Il susino, insieme agli agrumi – arance e mandarini in particolare – è una delle coltivazioni tradizionali della Conca d’oro insieme a gelsi, nespoli, fichi: un tempo nei giardini intorno a Palermo se ne contavano più di 10 varietà e un testo descrittivo del Seicento di Francisco Cupani (Hortus Catholicus, 1696) porta riferimenti precisi alla “bruna di cori janchi e niure”.
Fino a cinquanta, sessanta anni fa questa zona era un enorme frutteto interrotto da poche case di villeggiatura ma l’espansione edilizia di Palermo, dopo aver occupato la costa, ha invaso l’entroterra e ha cancellato buona parte degli agrumeti e dei frutteti cantati dai poeti del Grand Tour.
E insieme alle coltivazioni sono scomparse anche le susine “incartate” che riempivano in autunno le bancarelle dei mercati di Ballarò e della Vuccirìa. Con l’incartatura, praticata dopo la raccolta, le susine più tardive, le ariddu di core, si conservavano fino a Natale.
Le donne di casa confezionavano i frutti in lunghi salamini di carta velina, uno a uno, ben chiusi e legati con lo spago. Ogni salamino di carta conteneva una decina di susine. Le appendevano in un luogo fresco e i frutti si disidratavano e si raggrinzivano, conservando però intatti profumi e sapori per i pranzi delle feste.
Le susine bianche di Monreale sono piccole, a buccia giallo chiara e dolcissime.
Una varietà si chiama “Sanacore“, perché un’antica credenza le attribuiva anche valori curativi, l’altra si chiama “Ariddu di core” (ovvero: seme a cuore) per la forma caratteristica del seme che richiama il cuore.
La Sanacore si raccoglie a partire dalla prima decade di luglio fino alla metà di agosto, la Ariddu di core invece è tardiva e particolarmente zuccherina: i frutti, che piegano fino a terra i rami degli alberelli, si raccolgono dalla metà di agosto fino ai primi di settembre.
Entrambe sono delicatissime: durante la raccolta è necessario manipolarle il meno possibile per non intaccare la pruina, ovvero la patina bianca che le ricopre, e non si deve staccare il peduncolo.
Non è semplice: uno dei problemi degli agricoltori è trovare infatti braccianti esperti per la raccolta.

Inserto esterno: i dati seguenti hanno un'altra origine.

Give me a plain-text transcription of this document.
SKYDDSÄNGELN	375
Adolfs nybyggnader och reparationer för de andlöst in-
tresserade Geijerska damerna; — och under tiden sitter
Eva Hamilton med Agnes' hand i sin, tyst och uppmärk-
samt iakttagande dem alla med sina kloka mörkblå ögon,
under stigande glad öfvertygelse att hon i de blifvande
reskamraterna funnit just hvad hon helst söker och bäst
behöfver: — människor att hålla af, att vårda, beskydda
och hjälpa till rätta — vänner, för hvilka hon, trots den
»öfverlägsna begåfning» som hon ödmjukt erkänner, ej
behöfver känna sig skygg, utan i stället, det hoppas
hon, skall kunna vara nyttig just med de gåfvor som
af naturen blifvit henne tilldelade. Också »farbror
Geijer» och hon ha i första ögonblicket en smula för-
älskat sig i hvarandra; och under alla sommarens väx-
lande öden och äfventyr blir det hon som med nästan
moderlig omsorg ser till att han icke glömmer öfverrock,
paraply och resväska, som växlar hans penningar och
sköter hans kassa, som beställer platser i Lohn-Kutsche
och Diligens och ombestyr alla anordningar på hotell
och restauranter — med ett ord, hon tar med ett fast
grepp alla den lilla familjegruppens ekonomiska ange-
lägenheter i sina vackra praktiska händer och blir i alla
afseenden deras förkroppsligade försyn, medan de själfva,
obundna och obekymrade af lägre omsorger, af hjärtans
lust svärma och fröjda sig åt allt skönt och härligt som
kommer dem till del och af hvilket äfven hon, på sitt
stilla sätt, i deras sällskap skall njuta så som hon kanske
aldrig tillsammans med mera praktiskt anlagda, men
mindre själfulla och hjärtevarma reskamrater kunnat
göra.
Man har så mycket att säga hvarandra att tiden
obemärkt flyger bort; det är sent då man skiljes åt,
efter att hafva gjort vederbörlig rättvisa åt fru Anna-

Le susine bianche sono state recuperate grazie a un lavoro di ricerca sul germoplasma autoctono siciliano curato dal Dipartimento di Colture Arboree dell’Università di Palermo, ma è la passione di alcuni frutticoltori più anziani che ha conservato nel tempo gli alberelli delle antiche varietà di susine, alcuni dei quali hanno ben più di una trentina d’anni. La maggior parte delle piante di ariddu di core è conservata invece in un unico fazzoletto di verde circondato da costruzioni e cemento nel comune di Monreale.